On n’est pas forcés de répondre pile aux questions proposées. Ex le gaz de schiste n’est pas dans les questions, mais on peut en parler. La question centrale est bien le lien entre le pic du pétrole et l’économie.

Michel Huart : les ONG d’environnement ont examiné les questions : elles sont larges. Et renforcent l’impression qu’on subit le pic du pétrole, plutôt que les possibilités d’y faire face.
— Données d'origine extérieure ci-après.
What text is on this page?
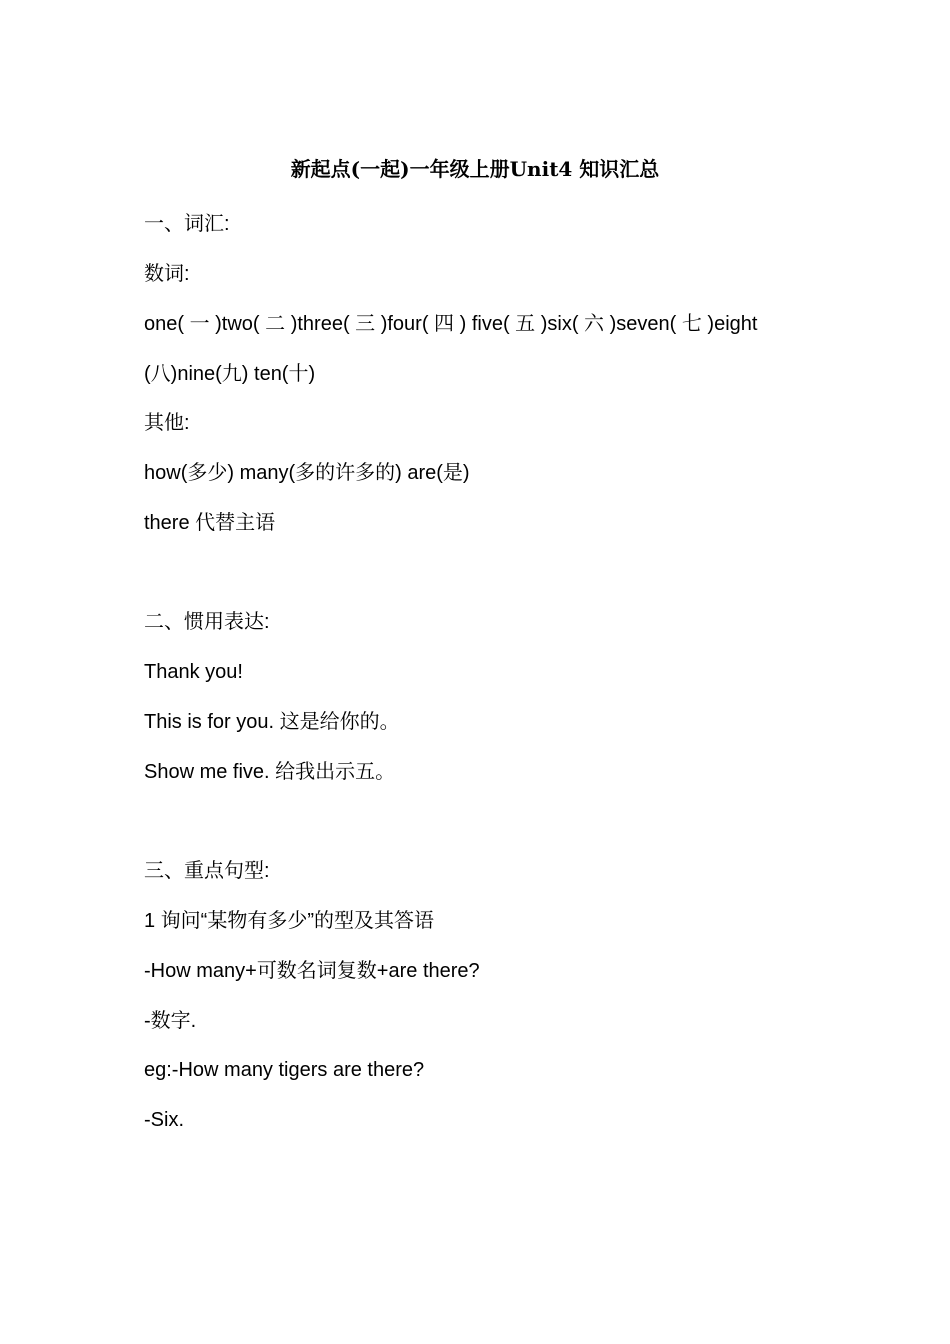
新起点(一起)一年级上册Unit4 知识汇总
一、词汇:
数词:
one( 一 )two( 二 )three( 三 )four( 四 ) five( 五 )six( 六 )seven( 七 )eight
(八)nine(九) ten(十)
其他:
how(多少) many(多的许多的) are(是)
there 代替主语
二、惯用表达:
Thank you!
This is for you. 这是给你的。
Show me five. 给我出示五。
三、重点句型:
1 询问“某物有多少”的型及其答语
-How many+可数名词复数+are there?
-数字.
eg:-How many tigers are there?
-Six.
On peut proposer des suggestions de résilience dans les réponses. L’enquête présente l’impact du prix comme un problème : on peut aussi le voir comme une solution. Certes, on sait que l’accès à l’énergie est problématique pour certains. Le pétrole, c’est 90% de nos services énergétiques… Bref, les questions sont techniques, or les enjeux sont socio-économiques. Message de l’Apere: « mettons tout en oeuvre pour sortir de cette addiction au pétrole le plus vite possible ». On lui rétorque « ce n’est pas compétitif ». Sa réponse: « c’est courageux ». Le défi de se passer du pétrole se situe surtout dans les changements de modes de vie plus que des solutions techniques.

  • La communication autour du gaz de schiste a montré clairement un problème dans la médiatisation. D’où l’enjeu de communiquer dans l’autre sens.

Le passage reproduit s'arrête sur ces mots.